Capabilities are a perennial barrier to the integration of new technologies. Users should take a systematic approach to address skills shortages, hiring new talent to fill gaps and investing to upskill their existing workforce. And capability building shouldn’t be limited to the engineers with hands-on responsibility for simulation tools: educating other stakeholders, including senior managers in the benefits and limitations of simulation technologies will support their wider adoption and integration into the product development process.
Technology providers also have a role in the efforts to overcome skills shortages. They can support their customers with training and support services, and foster a broader understanding of the value of advanced simulation through wider communication efforts.
Efficiency is becoming a key value driver for the adoption of simulation approaches and the selection of tools. Users can streamline and accelerate their product development processes addressing the challenges preventing greater adoption of simulation and assessing the potential benefits offered by high-speed AI- and ML-based tools.

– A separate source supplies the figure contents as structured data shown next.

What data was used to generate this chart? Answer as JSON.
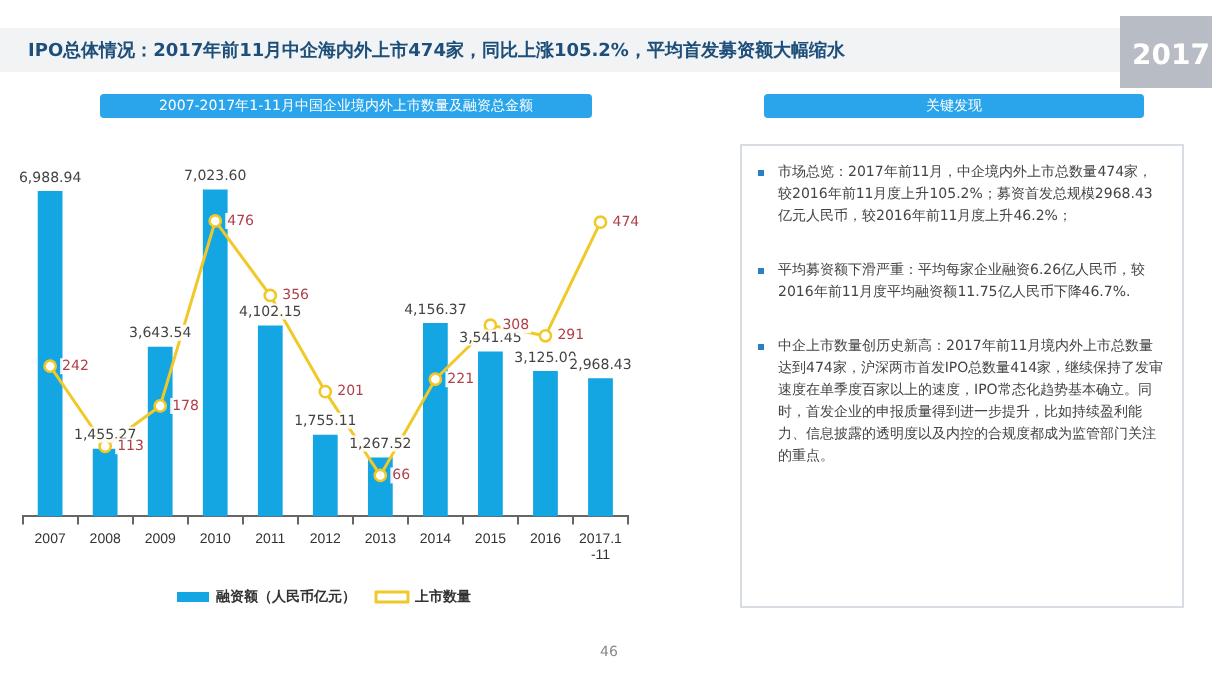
{
  "chart_data": [
    {
      "type": "bar",
      "title": "IPO总体情况：2017年前11月中企海内外上市474家，同比上涨105.2%，平均首发募资额大幅缩水",
      "subtitle": "2007-2017年1-11月中国企业境内外上市数量及融资总金额",
      "categories": [
        "2007",
        "2008",
        "2009",
        "2010",
        "2011",
        "2012",
        "2013",
        "2014",
        "2015",
        "2016",
        "2017.1-11"
      ],
      "series": [
        {
          "name": "融资额（人民币亿元）",
          "type": "bar",
          "color": "#14a5e3",
          "values": [
            6988.94,
            1455.27,
            3643.54,
            7023.6,
            4102.15,
            1755.11,
            1267.52,
            4156.37,
            3541.45,
            3125.0,
            2968.43
          ],
          "value_labels": [
            "6,988.94",
            "1,455.27",
            "3,643.54",
            "7,023.60",
            "4,102.15",
            "1,755.11",
            "1,267.52",
            "4,156.37",
            "3,541.45",
            "3,125.00",
            "2,968.43"
          ]
        },
        {
          "name": "上市数量",
          "type": "line",
          "axis": "y2",
          "color": "#f0c929",
          "marker": "circle",
          "values": [
            242,
            113,
            178,
            476,
            356,
            201,
            66,
            221,
            308,
            291,
            474
          ],
          "value_labels": [
            "242",
            "113",
            "178",
            "476",
            "356",
            "201",
            "66",
            "221",
            "308",
            "291",
            "474"
          ]
        }
      ],
      "legend": "bottom",
      "annotations": [
        "2017",
        "46"
      ]
    },
    {
      "type": "other",
      "title": "关键发现",
      "annotations": [
        "市场总览：2017年前11月，中企境内外上市总数量474家，较2016年前11月度上升105.2%；募资首发总规模2968.43亿元人民币，较2016年前11月度上升46.2%；",
        "平均募资额下滑严重：平均每家企业融资6.26亿人民币，较2016年前11月度平均融资额11.75亿人民币下降46.7%.",
        "中企上市数量创历史新高：2017年前11月境内外上市总数量达到474家，沪深两市首发IPO总数量414家，继续保持了发审速度在单季度百家以上的速度，IPO常态化趋势基本确立。同时，首发企业的申报质量得到进一步提升，比如持续盈利能力、信息披露的透明度以及内控的合规度都成为监管部门关注的重点。"
      ]
    }
  ]
}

Providers can align themselves with their changing customer priorities by ensuring their tools integrate smoothly into customer workflows and digital thread, and by communicating their ability to address new value drivers such as time-to-market.
Scalability is the next frontier for advanced simulation technologies. While adoption varies between industries, two thirds of the respondents to our survey are already experimenting with advanced AI-based simulation tools. Moving from pilot to full scale adoption is as much a cultural as a technological challenge. Users can foster understanding of, and trust in, new approaches by creating best practice lighthouses within their organizations and using top-management support to communicate success to other stakeholders. Providers can support their customers in those efforts, with a particular focus on industry sectors with a high impact potential and high likelihood to invest.